Handling recursive events is an age old problem which can affect any application, moreover it seems to affect SharePoint centric solutions often due to the common need to capture an update event to execute relevant business rules before re-updating the item… which of course is the start of a recursive event (or infinite loop!).
Without delving too far into the distant and potentially irrelevant past… a common approach to handling SharePoint on-premise solutions which could suffer a recursive event, was to disable event firing before updating an item, and then re-enabling event firing… easy, problem solved! Now, fast forwarding a few years you simply cannot do this within SharePoint online as a 'Remote Event Receiver' doesn't expose this capability… I won’t delve into why as it's outside the scope of this post.
A common approach to this solution to prevent recursive events in remove event receivers would be to add logic to verify the user raising the event and determine whether the event should be handled… which is a good approach as typically app only authentication would used by the event receiver and therefor you could simply add logic to not handle events invoked by an update initiated by the app identity.
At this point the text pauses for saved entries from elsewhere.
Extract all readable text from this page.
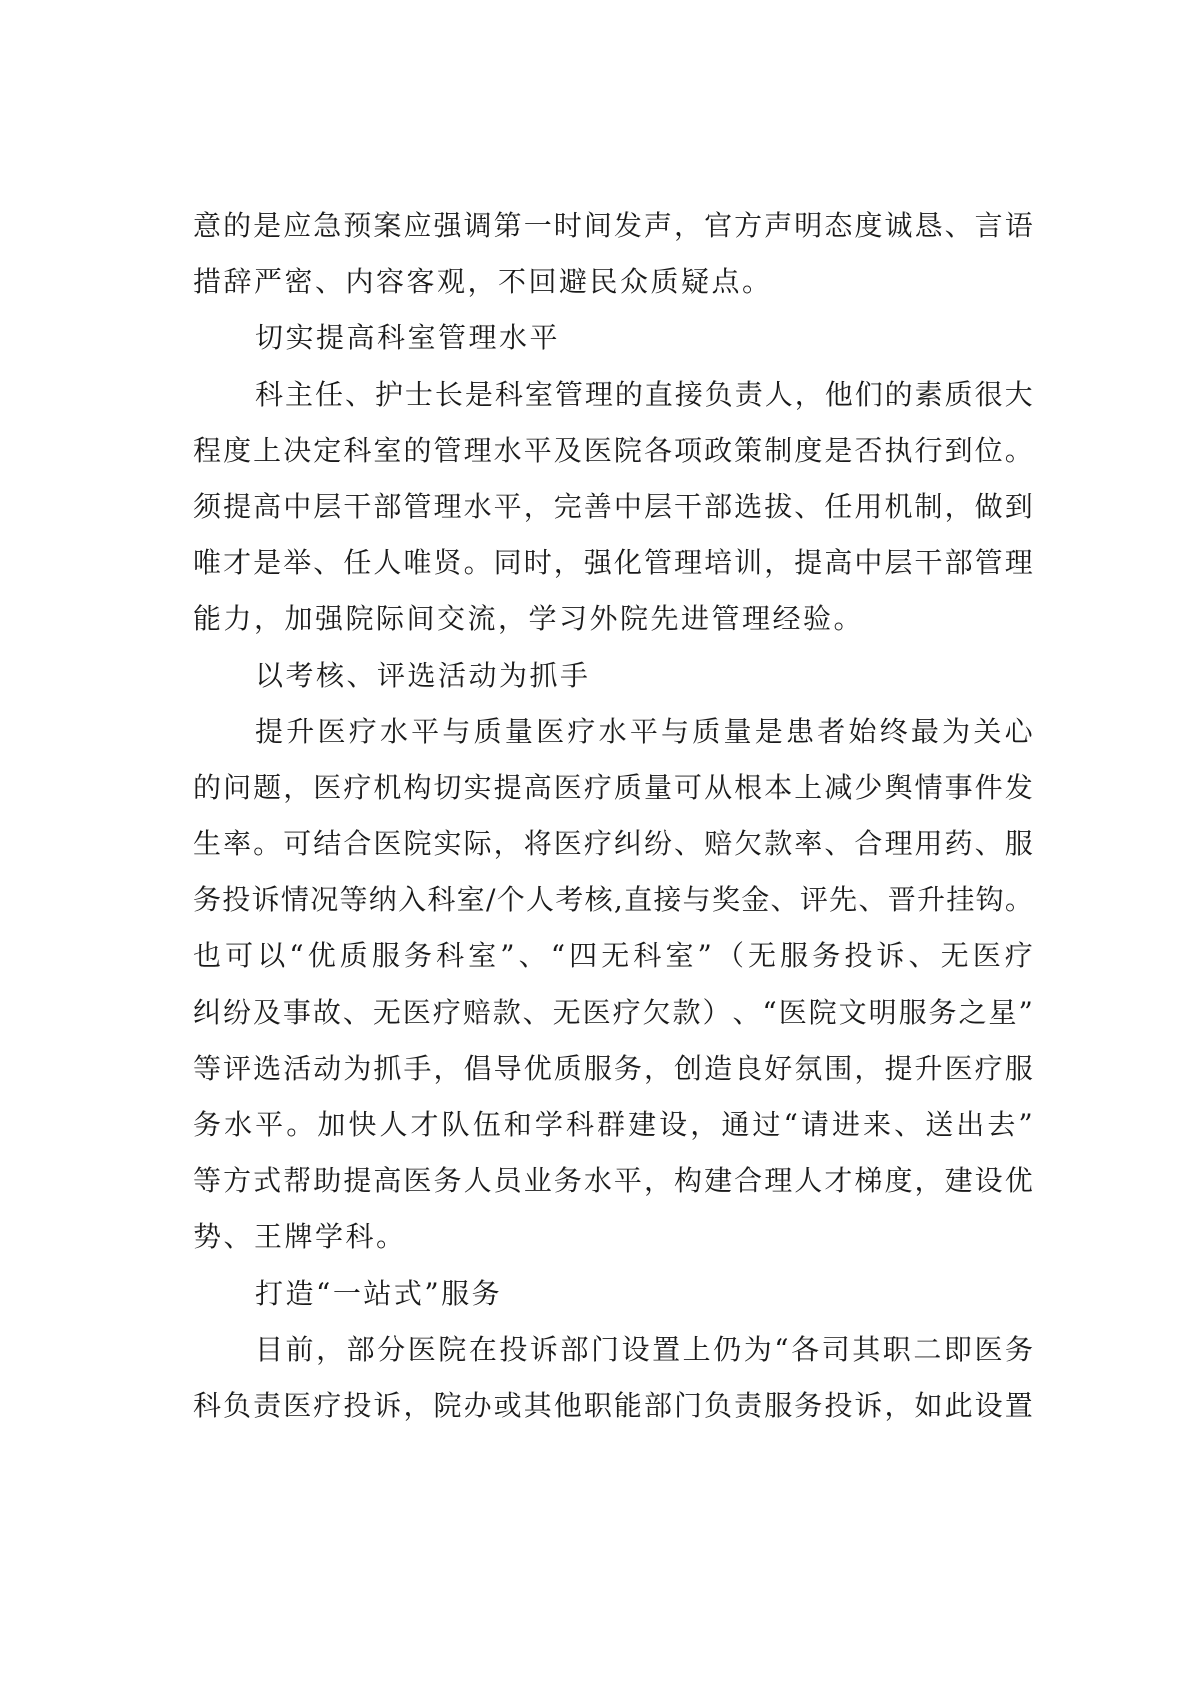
意 的 是 应 急 预 案 应 强 调 第 一 时 间 发 声 ， 官 方 声 明 态 度 诚 恳 、 言 语
措辞严密、内容客观，不回避民众质疑点。
切实提高科室管理水平
科 主 任 、 护 士 长 是 科 室 管 理 的 直 接 负 责 人 ， 他 们 的 素 质 很 大
程 度 上 决 定 科 室 的 管 理 水 平 及 医 院 各 项 政 策 制 度 是 否 执 行 到 位 。
须 提 高 中 层 干 部 管 理 水 平 ， 完 善 中 层 干 部 选 拔 、 任 用 机 制 ， 做 到
唯 才 是 举 、 任 人 唯 贤 。 同 时 ， 强 化 管 理 培 训 ， 提 高 中 层 干 部 管 理
能力，加强院际间交流，学习外院先进管理经验。
以考核、评选活动为抓手
提 升 医 疗 水 平 与 质 量 医 疗 水 平 与 质 量 是 患 者 始 终 最 为 关 心
的 问 题 ， 医 疗 机 构 切 实 提 高 医 疗 质 量 可 从 根 本 上 减 少 舆 情 事 件 发
生 率 。 可 结 合 医 院 实 际 ， 将 医 疗 纠 纷 、 赔 欠 款 率 、 合 理 用 药 、 服
务 投 诉 情 况 等 纳 入 科 室 / 个 人 考 核 , 直 接 与 奖 金 、 评 先 、 晋 升 挂 钩 。
也 可 以 “ 优 质 服 务 科 室 ” 、 “ 四 无 科 室 ” （ 无 服 务 投 诉 、 无 医 疗
纠 纷 及 事 故 、 无 医 疗 赔 款 、 无 医 疗 欠 款 ） 、 “ 医 院 文 明 服 务 之 星 ”
等 评 选 活 动 为 抓 手 ， 倡 导 优 质 服 务 ， 创 造 良 好 氛 围 ， 提 升 医 疗 服
务 水 平 。 加 快 人 才 队 伍 和 学 科 群 建 设 ， 通 过 “ 请 进 来 、 送 出 去 ”
等 方 式 帮 助 提 高 医 务 人 员 业 务 水 平 ， 构 建 合 理 人 才 梯 度 ， 建 设 优
势、王牌学科。
打造“一站式”服务
目 前 ， 部 分 医 院 在 投 诉 部 门 设 置 上 仍 为 “ 各 司 其 职 二 即 医 务
科 负 责 医 疗 投 诉 ， 院 办 或 其 他 职 能 部 门 负 责 服 务 投 诉 ， 如 此 设 置
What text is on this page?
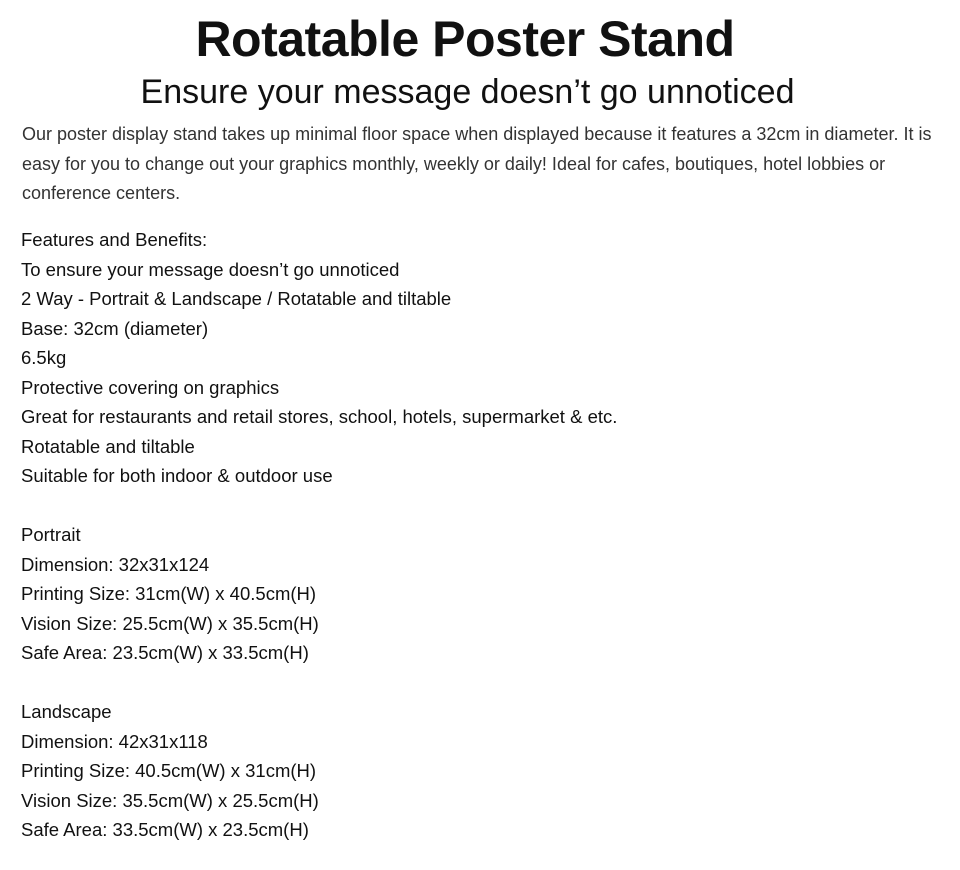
Rotatable Poster Stand
Ensure your message doesn’t go unnoticed

Our poster display stand takes up minimal floor space when displayed because it features a 32cm in diameter. It is easy for you to change out your graphics monthly, weekly or daily! Ideal for cafes, boutiques, hotel lobbies or conference centers.

Features and Benefits:
To ensure your message doesn’t go unnoticed
2 Way - Portrait & Landscape / Rotatable and tiltable
Base: 32cm (diameter)
6.5kg
Protective covering on graphics
Great for restaurants and retail stores, school, hotels, supermarket & etc.
Rotatable and tiltable
Suitable for both indoor & outdoor use
Portrait
Dimension: 32x31x124
Printing Size: 31cm(W) x 40.5cm(H)
Vision Size: 25.5cm(W) x 35.5cm(H)
Safe Area: 23.5cm(W) x 33.5cm(H)
Landscape
Dimension: 42x31x118
Printing Size: 40.5cm(W) x 31cm(H)
Vision Size: 35.5cm(W) x 25.5cm(H)
Safe Area: 33.5cm(W) x 23.5cm(H)
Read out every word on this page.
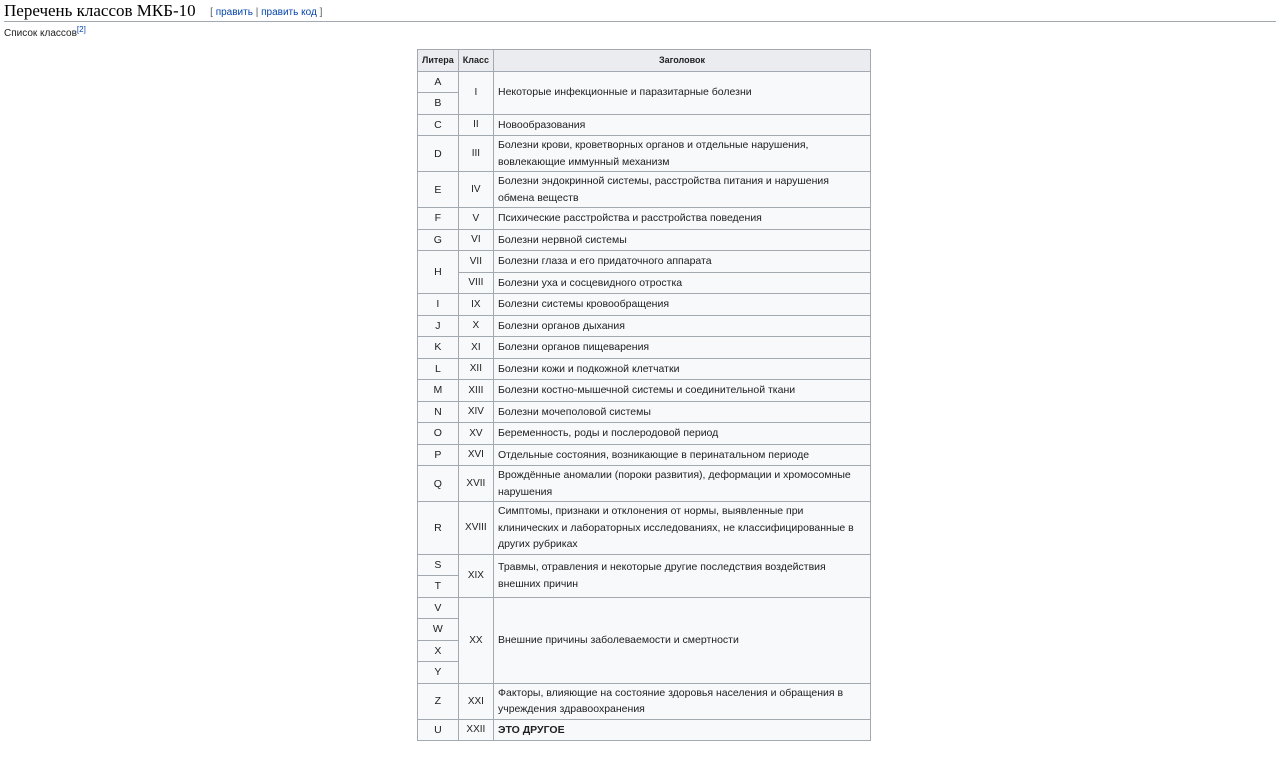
Перечень классов МКБ-10 [ править | править код ]
Список классов[2]
Литера	Класс	Заголовок
A	I	Некоторые инфекционные и паразитарные болезни
B		
C	II	Новообразования
D	III	Болезни крови, кроветворных органов и отдельные нарушения, вовлекающие иммунный механизм
E	IV	Болезни эндокринной системы, расстройства питания и нарушения обмена веществ
F	V	Психические расстройства и расстройства поведения
G	VI	Болезни нервной системы
H	VII	Болезни глаза и его придаточного аппарата
	VIII	Болезни уха и сосцевидного отростка
I	IX	Болезни системы кровообращения
J	X	Болезни органов дыхания
K	XI	Болезни органов пищеварения
L	XII	Болезни кожи и подкожной клетчатки
M	XIII	Болезни костно-мышечной системы и соединительной ткани
N	XIV	Болезни мочеполовой системы
O	XV	Беременность, роды и послеродовой период
P	XVI	Отдельные состояния, возникающие в перинатальном периоде
Q	XVII	Врождённые аномалии (пороки развития), деформации и хромосомные нарушения
R	XVIII	Симптомы, признаки и отклонения от нормы, выявленные при клинических и лабораторных исследованиях, не классифицированные в других рубриках
S	XIX	Травмы, отравления и некоторые другие последствия воздействия внешних причин
T		
V	XX	Внешние причины заболеваемости и смертности
W		
X		
Y		
Z	XXI	Факторы, влияющие на состояние здоровья населения и обращения в учреждения здравоохранения
U	XXII	ЭТО ДРУГОЕ
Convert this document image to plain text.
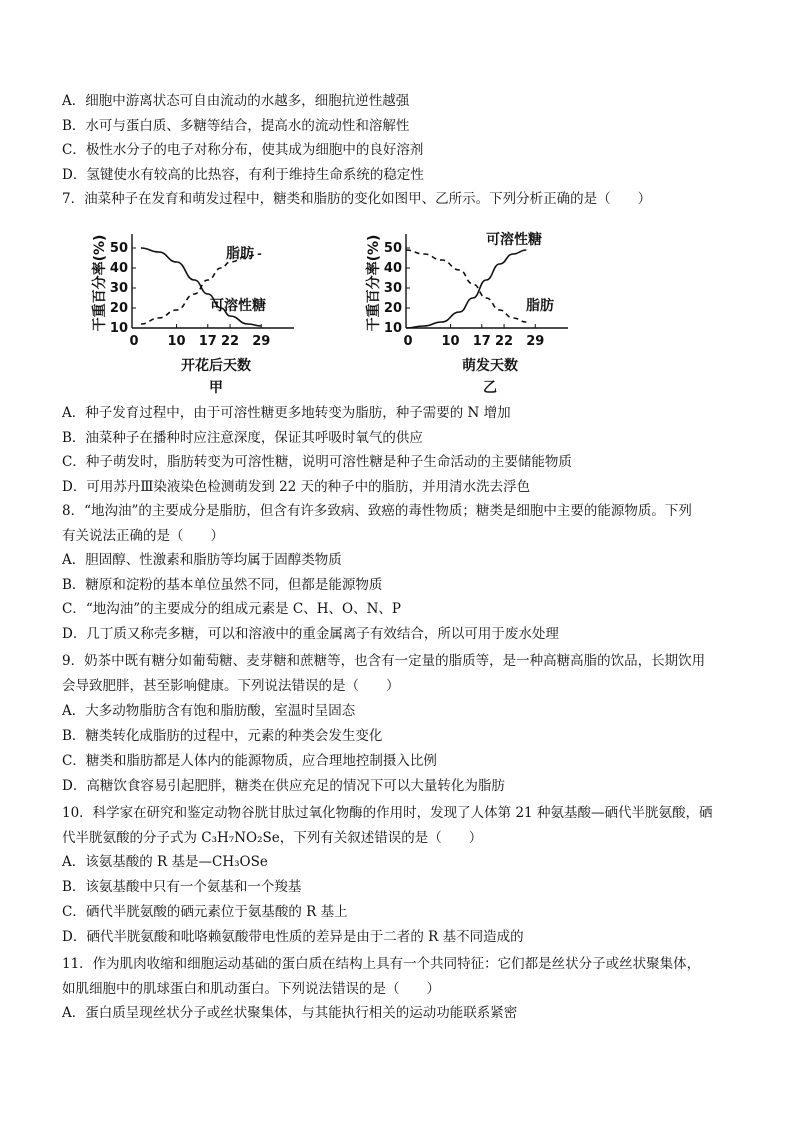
A．细胞中游离状态可自由流动的水越多，细胞抗逆性越强
B．水可与蛋白质、多糖等结合，提高水的流动性和溶解性
C．极性水分子的电子对称分布，使其成为细胞中的良好溶剂
D．氢键使水有较高的比热容，有利于维持生命系统的稳定性
7．油菜种子在发育和萌发过程中，糖类和脂肪的变化如图甲、乙所示。下列分析正确的是（　　）
10
20
30
40
50
0 10 17 22 29
干重百分率(%)
开花后天数
甲
脂肪
可溶性糖
10
20
30
40
50
0 10 17 22 29
干重百分率(%)
萌发天数
乙
可溶性糖
脂肪
A．种子发育过程中，由于可溶性糖更多地转变为脂肪，种子需要的 N 增加
B．油菜种子在播种时应注意深度，保证其呼吸时氧气的供应
C．种子萌发时，脂肪转变为可溶性糖，说明可溶性糖是种子生命活动的主要储能物质
D．可用苏丹Ⅲ染液染色检测萌发到 22 天的种子中的脂肪，并用清水洗去浮色
8．“地沟油”的主要成分是脂肪，但含有许多致病、致癌的毒性物质；糖类是细胞中主要的能源物质。下列
有关说法正确的是（　　）
A．胆固醇、性激素和脂肪等均属于固醇类物质
B．糖原和淀粉的基本单位虽然不同，但都是能源物质
C．“地沟油”的主要成分的组成元素是 C、H、O、N、P
D．几丁质又称壳多糖，可以和溶液中的重金属离子有效结合，所以可用于废水处理
9．奶茶中既有糖分如葡萄糖、麦芽糖和蔗糖等，也含有一定量的脂质等，是一种高糖高脂的饮品，长期饮用
会导致肥胖，甚至影响健康。下列说法错误的是（　　）
A．大多动物脂肪含有饱和脂肪酸，室温时呈固态
B．糖类转化成脂肪的过程中，元素的种类会发生变化
C．糖类和脂肪都是人体内的能源物质，应合理地控制摄入比例
D．高糖饮食容易引起肥胖，糖类在供应充足的情况下可以大量转化为脂肪
10．科学家在研究和鉴定动物谷胱甘肽过氧化物酶的作用时，发现了人体第 21 种氨基酸—硒代半胱氨酸，硒
代半胱氨酸的分子式为 C₃H₇NO₂Se，下列有关叙述错误的是（　　）
A．该氨基酸的 R 基是—CH₃OSe
B．该氨基酸中只有一个氨基和一个羧基
C．硒代半胱氨酸的硒元素位于氨基酸的 R 基上
D．硒代半胱氨酸和吡咯赖氨酸带电性质的差异是由于二者的 R 基不同造成的
11．作为肌肉收缩和细胞运动基础的蛋白质在结构上具有一个共同特征：它们都是丝状分子或丝状聚集体，
如肌细胞中的肌球蛋白和肌动蛋白。下列说法错误的是（　　）
A．蛋白质呈现丝状分子或丝状聚集体，与其能执行相关的运动功能联系紧密
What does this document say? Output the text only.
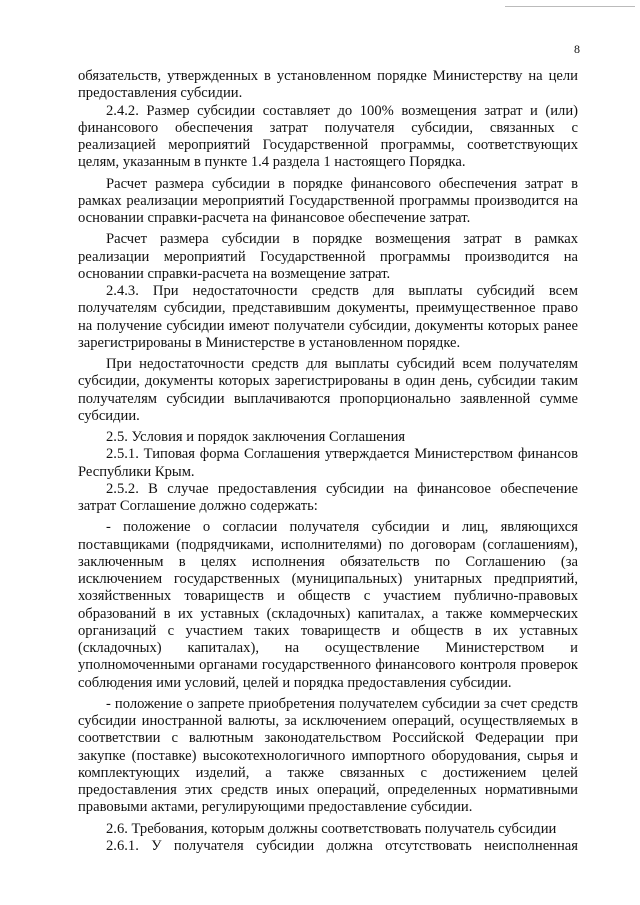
8

обязательств, утвержденных в установленном порядке Министерству на цели предоставления субсидии.

2.4.2. Размер субсидии составляет до 100% возмещения затрат и (или) финансового обеспечения затрат получателя субсидии, связанных с реализацией мероприятий Государственной программы, соответствующих целям, указанным в пункте 1.4 раздела 1 настоящего Порядка.

Расчет размера субсидии в порядке финансового обеспечения затрат в рамках реализации мероприятий Государственной программы производится на основании справки-расчета на финансовое обеспечение затрат.

Расчет размера субсидии в порядке возмещения затрат в рамках реализации мероприятий Государственной программы производится на основании справки-расчета на возмещение затрат.

2.4.3. При недостаточности средств для выплаты субсидий всем получателям субсидии, представившим документы, преимущественное право на получение субсидии имеют получатели субсидии, документы которых ранее зарегистрированы в Министерстве в установленном порядке.

При недостаточности средств для выплаты субсидий всем получателям субсидии, документы которых зарегистрированы в один день, субсидии таким получателям субсидии выплачиваются пропорционально заявленной сумме субсидии.

2.5. Условия и порядок заключения Соглашения

2.5.1. Типовая форма Соглашения утверждается Министерством финансов Республики Крым.

2.5.2. В случае предоставления субсидии на финансовое обеспечение затрат Соглашение должно содержать:

- положение о согласии получателя субсидии и лиц, являющихся поставщиками (подрядчиками, исполнителями) по договорам (соглашениям), заключенным в целях исполнения обязательств по Соглашению (за исключением государственных (муниципальных) унитарных предприятий, хозяйственных товариществ и обществ с участием публично-правовых образований в их уставных (складочных) капиталах, а также коммерческих организаций с участием таких товариществ и обществ в их уставных (складочных) капиталах), на осуществление Министерством и уполномоченными органами государственного финансового контроля проверок соблюдения ими условий, целей и порядка предоставления субсидии.

- положение о запрете приобретения получателем субсидии за счет средств субсидии иностранной валюты, за исключением операций, осуществляемых в соответствии с валютным законодательством Российской Федерации при закупке (поставке) высокотехнологичного импортного оборудования, сырья и комплектующих изделий, а также связанных с достижением целей предоставления этих средств иных операций, определенных нормативными правовыми актами, регулирующими предоставление субсидии.

2.6. Требования, которым должны соответствовать получатель субсидии

2.6.1. У получателя субсидии должна отсутствовать неисполненная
I hear you say "But Jay, this is a Flow blog why on earth are you harping on about handling recursive events in SharePoint event handlers?"
Because the issue is the same, as is the approach for preventing recursive SharePoint update events in Flow… so, into the detail.
The following flow will create a continuous loop, as the trigger action ('When an item is created or modified') will always be invoked by the 'Update Item' action.
To address this issue I'd recommend creating a dedicated account used as a 'Flow Service Account'. This would allow a condition to be added to the Flow that checked if the update was invoked by the identify executing the update from Flow… and if so, ignore the event, thus preventing a recursive event.
The condition in the example below compares the 'Modified by Email' value of the item updated with the 'Service Accounts' email address… if they are not the same we handle the event, if they are its recursive and therefor we do not handle the event.
Voila! This hopefully provides a robust and simply way to handle recursive events in SharePoint.